Tapi mereka tak salah, di ujung timur terdapat sebuah desa padat penduduk. Kabarnya seorang politisi tenar berasal dari desa ini. Ia kini duduk jadi wakil rakyat, dan menara sinyal tadi adalah salah satu jejaknya. Klaimnya, ia mengeluarkan kocek tebal demi menjalin komunikasi dengan kampung kelahirannya. "Kacang tak boleh lupa kulit," ujarnya dalam sebuah wawancara di televisi.
Di ujung barat menara sinyal, dataran kembali melandai jadi lembah. Itulah Hutan Terlarang.
Aku memandangi wajah pria malang itu. Membayangkan akan jadi apa mitosnya jika benar ia gentayangan, keluar dari Danau Kematian. "Hmmm, Hantu Botak Bermata Tiga," aku menamainya begitu sambil menggambar kelopak mata di jidatnya yang bolong tepat di pusatnya. Kugambar dengan sisa-sisa darah segar yang mengucur dari luka bakar itu.
Telepon genggamku berbunyi, sebuah pesan singkat dari 'Tuhan Santoso' masuk. Satu-satunya nomor yang kusimpan di telepon ini. "Brengsek! Segera bereskan saja tak usah banyak drama," tulisnya. 
Lho, kenapa jadi menyalahkan drama.
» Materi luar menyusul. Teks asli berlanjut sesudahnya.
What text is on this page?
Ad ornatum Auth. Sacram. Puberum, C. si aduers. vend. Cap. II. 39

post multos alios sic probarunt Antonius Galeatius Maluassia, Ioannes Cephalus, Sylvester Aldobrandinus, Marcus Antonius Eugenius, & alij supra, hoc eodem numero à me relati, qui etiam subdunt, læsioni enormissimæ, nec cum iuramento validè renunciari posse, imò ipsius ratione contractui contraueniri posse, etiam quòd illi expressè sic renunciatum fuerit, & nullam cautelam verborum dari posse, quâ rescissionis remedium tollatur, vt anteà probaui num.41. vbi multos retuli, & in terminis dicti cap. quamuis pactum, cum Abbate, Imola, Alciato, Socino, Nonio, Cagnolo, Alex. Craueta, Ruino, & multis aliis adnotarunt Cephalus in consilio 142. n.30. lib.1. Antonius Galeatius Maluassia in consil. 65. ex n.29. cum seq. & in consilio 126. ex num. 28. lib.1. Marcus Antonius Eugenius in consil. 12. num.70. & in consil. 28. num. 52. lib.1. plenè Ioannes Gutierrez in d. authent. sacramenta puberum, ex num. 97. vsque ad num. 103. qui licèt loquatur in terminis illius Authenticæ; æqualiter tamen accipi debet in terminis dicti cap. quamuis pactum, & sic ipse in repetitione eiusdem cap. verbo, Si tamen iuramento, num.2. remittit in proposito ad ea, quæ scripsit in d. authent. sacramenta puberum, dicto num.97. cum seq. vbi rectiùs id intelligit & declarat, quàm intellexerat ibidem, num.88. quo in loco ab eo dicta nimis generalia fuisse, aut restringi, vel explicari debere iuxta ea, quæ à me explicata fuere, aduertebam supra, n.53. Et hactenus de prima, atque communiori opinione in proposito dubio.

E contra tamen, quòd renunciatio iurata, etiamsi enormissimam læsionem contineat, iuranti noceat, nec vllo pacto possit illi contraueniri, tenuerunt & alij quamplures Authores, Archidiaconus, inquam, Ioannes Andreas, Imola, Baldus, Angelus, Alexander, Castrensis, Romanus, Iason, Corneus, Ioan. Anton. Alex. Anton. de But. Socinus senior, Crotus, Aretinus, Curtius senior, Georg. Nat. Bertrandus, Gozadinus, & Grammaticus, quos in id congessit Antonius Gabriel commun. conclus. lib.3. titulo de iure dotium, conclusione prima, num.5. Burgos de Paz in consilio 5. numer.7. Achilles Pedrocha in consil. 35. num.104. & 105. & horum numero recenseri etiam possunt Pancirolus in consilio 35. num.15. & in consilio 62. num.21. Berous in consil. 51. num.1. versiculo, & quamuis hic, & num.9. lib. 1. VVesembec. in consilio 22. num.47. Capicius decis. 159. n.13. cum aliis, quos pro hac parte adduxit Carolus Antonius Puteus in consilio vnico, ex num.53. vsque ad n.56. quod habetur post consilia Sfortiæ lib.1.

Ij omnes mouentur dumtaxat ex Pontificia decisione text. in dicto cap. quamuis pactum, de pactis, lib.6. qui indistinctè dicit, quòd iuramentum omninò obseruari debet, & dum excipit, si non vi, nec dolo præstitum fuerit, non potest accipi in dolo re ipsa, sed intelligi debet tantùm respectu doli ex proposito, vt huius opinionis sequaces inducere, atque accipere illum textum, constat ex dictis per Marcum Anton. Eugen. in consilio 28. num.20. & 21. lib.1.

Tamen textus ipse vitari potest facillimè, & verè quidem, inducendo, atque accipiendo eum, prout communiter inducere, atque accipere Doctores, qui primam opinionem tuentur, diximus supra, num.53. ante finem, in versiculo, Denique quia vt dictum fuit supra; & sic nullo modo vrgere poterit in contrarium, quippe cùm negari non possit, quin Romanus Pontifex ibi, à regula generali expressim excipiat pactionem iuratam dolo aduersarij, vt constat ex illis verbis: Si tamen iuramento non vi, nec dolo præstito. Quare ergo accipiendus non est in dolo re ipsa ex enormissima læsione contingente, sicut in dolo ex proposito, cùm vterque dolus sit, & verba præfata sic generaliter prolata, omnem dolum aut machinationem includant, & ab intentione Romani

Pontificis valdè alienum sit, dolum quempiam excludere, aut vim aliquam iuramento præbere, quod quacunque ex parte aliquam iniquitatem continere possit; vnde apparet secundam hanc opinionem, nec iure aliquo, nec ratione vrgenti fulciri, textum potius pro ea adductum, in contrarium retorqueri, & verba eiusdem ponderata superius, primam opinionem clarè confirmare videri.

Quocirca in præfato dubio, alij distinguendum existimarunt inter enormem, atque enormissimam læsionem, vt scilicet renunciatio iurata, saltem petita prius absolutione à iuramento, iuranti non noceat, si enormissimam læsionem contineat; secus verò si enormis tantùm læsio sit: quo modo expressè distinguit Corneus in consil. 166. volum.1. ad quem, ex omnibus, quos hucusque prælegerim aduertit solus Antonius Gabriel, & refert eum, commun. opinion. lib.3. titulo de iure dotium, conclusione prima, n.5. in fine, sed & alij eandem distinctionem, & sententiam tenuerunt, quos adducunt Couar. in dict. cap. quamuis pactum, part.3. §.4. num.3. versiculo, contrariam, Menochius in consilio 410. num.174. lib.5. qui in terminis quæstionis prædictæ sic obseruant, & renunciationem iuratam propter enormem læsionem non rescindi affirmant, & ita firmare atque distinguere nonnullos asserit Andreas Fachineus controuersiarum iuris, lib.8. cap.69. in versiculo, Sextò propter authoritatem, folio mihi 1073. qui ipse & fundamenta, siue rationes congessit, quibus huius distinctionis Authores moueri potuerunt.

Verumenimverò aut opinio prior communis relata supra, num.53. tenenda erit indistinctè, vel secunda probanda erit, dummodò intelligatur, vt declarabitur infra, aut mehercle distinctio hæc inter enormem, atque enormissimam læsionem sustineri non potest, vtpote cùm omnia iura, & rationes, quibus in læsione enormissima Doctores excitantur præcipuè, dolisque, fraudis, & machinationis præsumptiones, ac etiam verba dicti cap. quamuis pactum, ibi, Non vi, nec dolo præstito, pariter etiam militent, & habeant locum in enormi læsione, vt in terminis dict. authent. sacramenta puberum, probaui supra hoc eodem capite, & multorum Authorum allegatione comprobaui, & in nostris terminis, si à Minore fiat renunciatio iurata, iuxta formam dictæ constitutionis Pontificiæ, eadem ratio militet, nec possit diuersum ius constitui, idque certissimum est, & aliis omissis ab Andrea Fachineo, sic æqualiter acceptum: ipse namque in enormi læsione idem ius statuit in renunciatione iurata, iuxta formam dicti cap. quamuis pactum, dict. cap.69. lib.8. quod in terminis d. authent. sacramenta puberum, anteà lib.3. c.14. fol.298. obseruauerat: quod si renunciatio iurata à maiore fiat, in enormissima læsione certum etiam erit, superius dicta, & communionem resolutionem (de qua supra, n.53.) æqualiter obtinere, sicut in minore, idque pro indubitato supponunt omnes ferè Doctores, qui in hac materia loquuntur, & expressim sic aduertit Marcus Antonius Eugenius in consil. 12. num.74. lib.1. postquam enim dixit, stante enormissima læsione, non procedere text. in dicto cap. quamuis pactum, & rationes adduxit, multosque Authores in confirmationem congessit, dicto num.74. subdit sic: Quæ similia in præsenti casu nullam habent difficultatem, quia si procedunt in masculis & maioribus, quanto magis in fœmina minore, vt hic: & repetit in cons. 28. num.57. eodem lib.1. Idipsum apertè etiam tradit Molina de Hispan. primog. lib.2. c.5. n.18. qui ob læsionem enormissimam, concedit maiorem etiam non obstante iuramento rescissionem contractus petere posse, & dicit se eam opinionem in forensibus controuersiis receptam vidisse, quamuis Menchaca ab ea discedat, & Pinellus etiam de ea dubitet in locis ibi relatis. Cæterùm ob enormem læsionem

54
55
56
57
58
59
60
Itu perlu sesekali, menggulai hidup yang terlalu pahit, mempedarkan hayat yang terlau manis. Ketar-ketir mungkin Tuhan yang satu ini, hidupnya tiba-tiba getir.
Ia masih kesal rupanya dengan kejadian beberapa jam lalu. Tapi suka tak suka, itu aturan mainnya. Aku tak mau kena karma.
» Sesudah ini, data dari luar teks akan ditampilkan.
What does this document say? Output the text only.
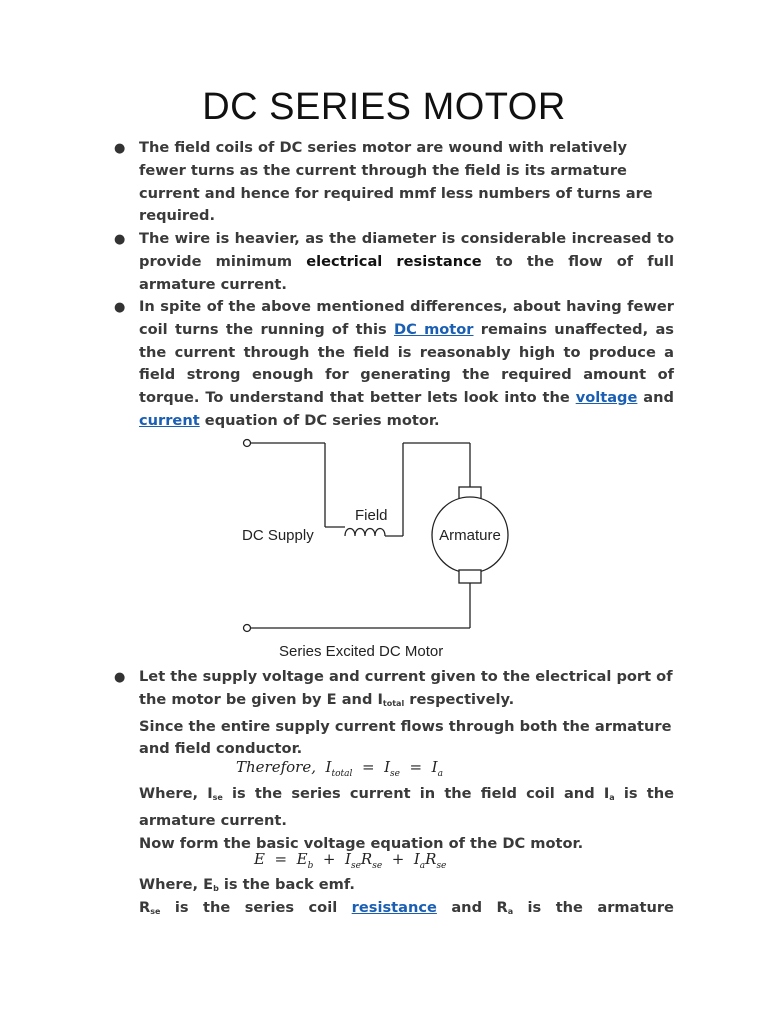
DC SERIES MOTOR
● The field coils of DC series motor are wound with relatively fewer turns as the current through the field is its armature current and hence for required mmf less numbers of turns are required.

● The wire is heavier, as the diameter is considerable increased to provide minimum electrical resistance to the flow of full armature current.

● In spite of the above mentioned differences, about having fewer coil turns the running of this DC motor remains unaffected, as the current through the field is reasonably high to produce a field strong enough for generating the required amount of torque. To understand that better lets look into the voltage and current equation of DC series motor.

Field
DC Supply	Armature
Series Excited DC Motor
● Let the supply voltage and current given to the electrical port of the motor be given by E and $I_{total}$ respectively.
Since the entire supply current flows through both the armature and field conductor.

Therefore, $I_{total} = I_{se} = I_a$

Where, $I_{se}$ is the series current in the field coil and $I_a$ is the armature current.
Now form the basic voltage equation of the DC motor.

$E = E_b + I_{se}R_{se} + I_aR_{se}$

Where, $E_b$ is the back emf.

$R_{se}$ is the series coil resistance and $R_a$ is the armature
"Beres Ya Rabb, selesaikan saja tugasmu. Ruh sudah tercabut dari raganya," tulisku dalam pesan singkat untuknya. Di ujung sana, pesanku akan diterima dari kontak bernama 'Izrail'. Satu-satunya kontak yang hanya terdapat di telepon genggamnya.
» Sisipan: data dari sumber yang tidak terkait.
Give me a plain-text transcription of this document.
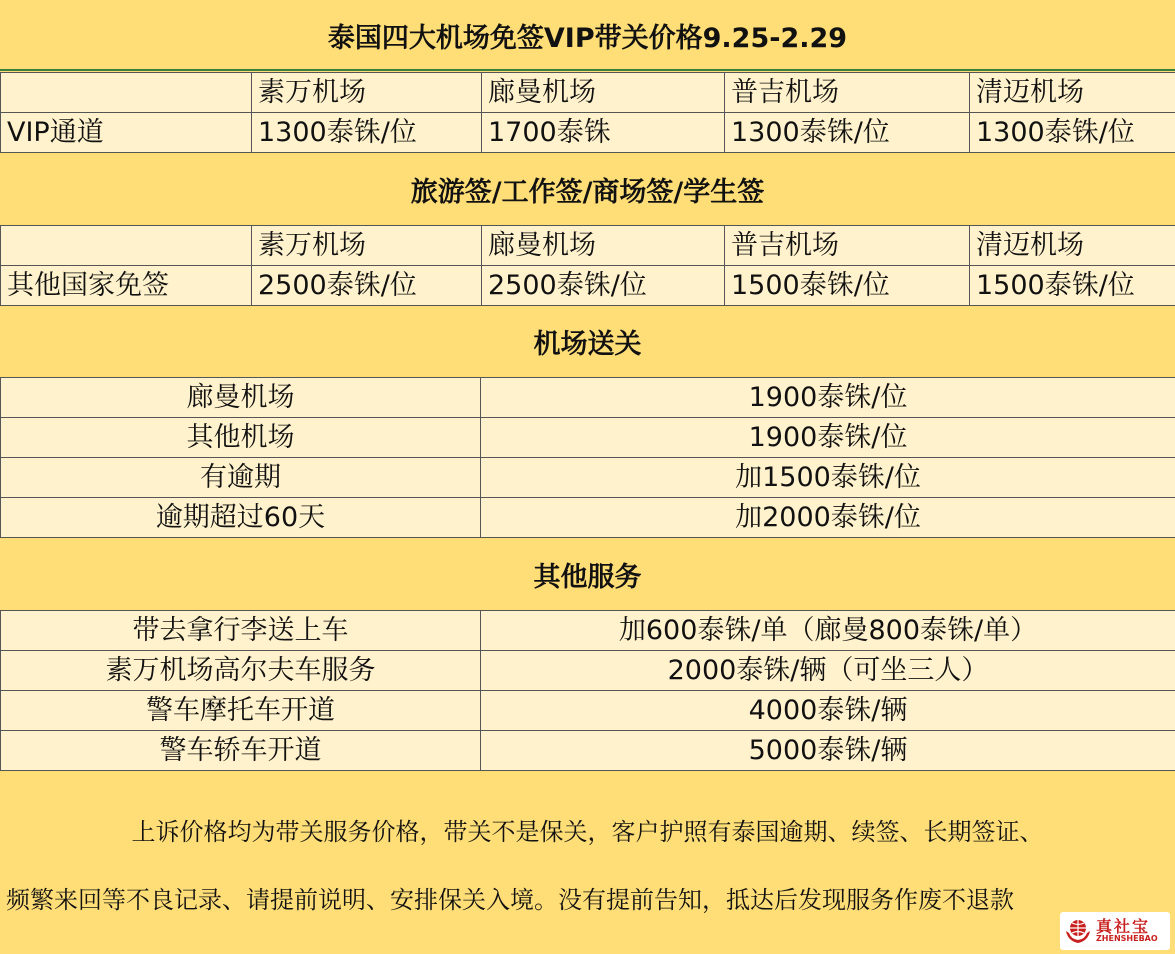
泰国四大机场免签VIP带关价格9.25-2.29
	素万机场	廊曼机场	普吉机场	清迈机场
VIP通道	1300泰铢/位	1700泰铢	1300泰铢/位	1300泰铢/位
旅游签/工作签/商场签/学生签
	素万机场	廊曼机场	普吉机场	清迈机场
其他国家免签	2500泰铢/位	2500泰铢/位	1500泰铢/位	1500泰铢/位
机场送关
廊曼机场	1900泰铢/位
其他机场	1900泰铢/位
有逾期	加1500泰铢/位
逾期超过60天	加2000泰铢/位
其他服务
带去拿行李送上车	加600泰铢/单（廊曼800泰铢/单）
素万机场高尔夫车服务	2000泰铢/辆（可坐三人）
警车摩托车开道	4000泰铢/辆
警车轿车开道	5000泰铢/辆
上诉价格均为带关服务价格，带关不是保关，客户护照有泰国逾期、续签、长期签证、
频繁来回等不良记录、请提前说明、安排保关入境。没有提前告知，抵达后发现服务作废不退款
真社宝
ZHENSHEBAO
Dengan sepatu bootku, kusepak-sepak tubuh kaku itu hingga ke ujung sampan. Aku berdiri mencari keseimbangan, berjongkok di samping mayat yang terbaring itu. Mencungkilnya dari sampan sambil melolong sekuat tenaga. Byur. Satu raga tenggelam diiringi suara manusia lainnya yang berteriak lirih dan menggema.
Kuseka keringat, setelah itu sekuat tenaga kulemparkan telepon genggamku ke danau. Bentuknya yang pipih membuatnya loncat tiga kali di atas air sebelum benar-benar lenyap ditelan permukaan danau yang beriak. Di tempat lain, entah di mana, 'Tuhan Santoso' juga harusnya melakukan hal yang sama. Dua telepon genggam itu tak pernah ada.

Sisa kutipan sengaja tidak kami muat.